Jill Stein has been my candidate for years, and the Green Party has always been my affiliation of choice. She is the only candidate who recognizes the historical and systemic scope of racial issues. I admire that she lets people of color speak for themselves about solutions and experiences with police violence. I can’t think of any misgivings I have with Stein’s positions. Some people like to bring up her comments on vaccinations as a criticism, but Stein has praised the positive effects of vaccines and has only questioned the influence of big pharma on recommendations. She is a doctor with extensive medical training — why are people so dismissive of her on this issue?
I face stigma as a third-party voter
People are quick to judge me or get angry with me when they learn about my intention to vote third party, especially on social media with comments, statuses, or shared memes.
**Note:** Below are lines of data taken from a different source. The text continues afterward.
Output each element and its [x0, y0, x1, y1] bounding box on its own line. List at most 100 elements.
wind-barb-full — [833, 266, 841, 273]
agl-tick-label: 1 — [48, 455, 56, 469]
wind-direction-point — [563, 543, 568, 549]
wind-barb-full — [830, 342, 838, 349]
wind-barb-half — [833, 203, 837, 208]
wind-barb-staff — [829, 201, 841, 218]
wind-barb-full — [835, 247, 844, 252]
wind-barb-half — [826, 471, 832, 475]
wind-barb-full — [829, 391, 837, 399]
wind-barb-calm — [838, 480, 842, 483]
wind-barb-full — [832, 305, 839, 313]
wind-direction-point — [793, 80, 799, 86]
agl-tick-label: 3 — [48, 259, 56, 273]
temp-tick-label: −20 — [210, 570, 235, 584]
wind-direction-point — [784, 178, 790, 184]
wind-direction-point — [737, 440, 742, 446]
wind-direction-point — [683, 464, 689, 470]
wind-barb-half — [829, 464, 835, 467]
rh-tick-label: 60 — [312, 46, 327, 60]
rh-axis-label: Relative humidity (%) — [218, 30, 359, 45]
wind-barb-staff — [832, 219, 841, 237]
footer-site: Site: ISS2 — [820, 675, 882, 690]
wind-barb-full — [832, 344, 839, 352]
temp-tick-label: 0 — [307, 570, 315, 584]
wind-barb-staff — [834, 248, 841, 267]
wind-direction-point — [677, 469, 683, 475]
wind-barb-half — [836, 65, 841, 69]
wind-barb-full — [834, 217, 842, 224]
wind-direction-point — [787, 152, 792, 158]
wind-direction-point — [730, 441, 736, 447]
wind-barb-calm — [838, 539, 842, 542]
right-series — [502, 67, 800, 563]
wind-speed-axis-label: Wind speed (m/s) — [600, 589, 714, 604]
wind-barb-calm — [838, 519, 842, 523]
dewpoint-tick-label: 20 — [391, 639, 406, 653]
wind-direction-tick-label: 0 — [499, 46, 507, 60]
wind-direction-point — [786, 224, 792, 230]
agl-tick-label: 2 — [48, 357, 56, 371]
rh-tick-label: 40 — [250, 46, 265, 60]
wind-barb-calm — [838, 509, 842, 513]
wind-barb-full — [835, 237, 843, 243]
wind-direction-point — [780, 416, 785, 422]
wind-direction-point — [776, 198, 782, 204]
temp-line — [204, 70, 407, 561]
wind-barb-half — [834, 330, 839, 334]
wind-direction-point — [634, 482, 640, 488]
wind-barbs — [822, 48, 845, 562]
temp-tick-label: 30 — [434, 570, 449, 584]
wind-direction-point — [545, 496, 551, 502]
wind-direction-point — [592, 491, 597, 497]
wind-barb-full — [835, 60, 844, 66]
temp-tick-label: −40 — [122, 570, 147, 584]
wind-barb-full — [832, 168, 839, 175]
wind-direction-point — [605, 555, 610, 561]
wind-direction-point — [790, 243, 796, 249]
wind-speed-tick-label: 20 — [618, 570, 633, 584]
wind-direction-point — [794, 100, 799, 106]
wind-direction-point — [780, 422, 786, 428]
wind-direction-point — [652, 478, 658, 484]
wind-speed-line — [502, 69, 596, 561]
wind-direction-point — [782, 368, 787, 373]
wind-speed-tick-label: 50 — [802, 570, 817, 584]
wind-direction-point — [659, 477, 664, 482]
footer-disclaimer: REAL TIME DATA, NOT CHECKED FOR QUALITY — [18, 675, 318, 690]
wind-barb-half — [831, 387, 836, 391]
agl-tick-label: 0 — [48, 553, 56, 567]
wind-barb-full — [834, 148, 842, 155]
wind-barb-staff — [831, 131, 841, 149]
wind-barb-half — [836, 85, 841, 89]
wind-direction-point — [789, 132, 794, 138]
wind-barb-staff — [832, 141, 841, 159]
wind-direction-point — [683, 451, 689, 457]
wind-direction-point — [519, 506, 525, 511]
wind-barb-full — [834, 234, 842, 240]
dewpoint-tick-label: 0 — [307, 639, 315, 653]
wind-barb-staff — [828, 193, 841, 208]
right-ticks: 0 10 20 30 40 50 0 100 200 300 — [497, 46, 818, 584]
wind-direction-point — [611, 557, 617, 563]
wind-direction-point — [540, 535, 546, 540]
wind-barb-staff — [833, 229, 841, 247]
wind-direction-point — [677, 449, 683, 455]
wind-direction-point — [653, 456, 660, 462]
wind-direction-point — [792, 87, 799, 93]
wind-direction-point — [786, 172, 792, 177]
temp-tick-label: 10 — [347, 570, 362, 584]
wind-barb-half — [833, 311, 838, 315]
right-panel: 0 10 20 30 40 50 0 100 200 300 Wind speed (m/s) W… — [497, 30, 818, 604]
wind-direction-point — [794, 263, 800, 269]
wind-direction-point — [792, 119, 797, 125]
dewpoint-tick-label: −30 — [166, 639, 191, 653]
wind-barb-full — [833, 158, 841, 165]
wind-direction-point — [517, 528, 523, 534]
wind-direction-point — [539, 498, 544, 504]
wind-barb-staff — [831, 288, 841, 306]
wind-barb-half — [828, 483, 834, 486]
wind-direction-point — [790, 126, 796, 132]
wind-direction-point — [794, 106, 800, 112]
My peers tell me that I’m wasting my vote, that I’m lazy, or that I’m just trying to be seen as different. Older voters tell me over and over again about the Nader election, when the Green Party candidate supposedly split the progressive vote and gave the reins over to Bush.
Regardless of who is getting mad at me, they always use the same argument: that I’m giving the election over to whichever candidate they hate the most. How can I be helping and hurting both Clinton and Trump at the same time? People just want to get mad at anyone who isn’t voting for their team.
I really don’t see my vote as a waste. Yes, I am fully aware that either Trump or Clinton will definitely be president. And, yes, I know that I’m in a swing state where the stakes are higher. But that doesn’t mean that my third-party vote doesn’t count for anything.
To me, it is a deliberate stand against the two-party system. It’s a stand against the Democratic Party, a way to communicate to them that they need to address the more progressive wing of this country and shift their policies to the left. It’s just one part of a larger movement that includes electing third-party politicians on a local level, grassroots activism, and change from the bottom. We need to chip away at the system at every level.
Young people are more progressive
It’s hard to say why so many millennials are voting third party. Among my peers, most are in the bag for Clinton because they are so scared of a Trump presidency. But overall, I feel that our generation is much more progressive than the older generation. We grew up in the Obama years, under an administration that gave us the Affordable Care Act and passed laws to protect marriage equality. I think people my age are hungry to move even more toward the left. Hillary, with her moderate views and establishment attitude, is not going to be that champion.
That’s why I’m standing for Stein. I can cast my ballot without guilt, knowing that she represents who I am as a person. People tell me to compromise and vote for the lesser of two evils — but I cannot compromise when it comes to my beliefs, especially when they involve human rights and systemic oppression. If Stein didn’t happen to fall deeply in step with my views, I would abstain from voting entirely. I vote based on principle, not because of party loyalty.
It is a moral, not a pragmatic, act.
— as told to Karen Turner
Shawn Schossow is a senior double majoring in sociology and philosophy at Simpson College. After graduation, he wants to pursue a PhD in sociology.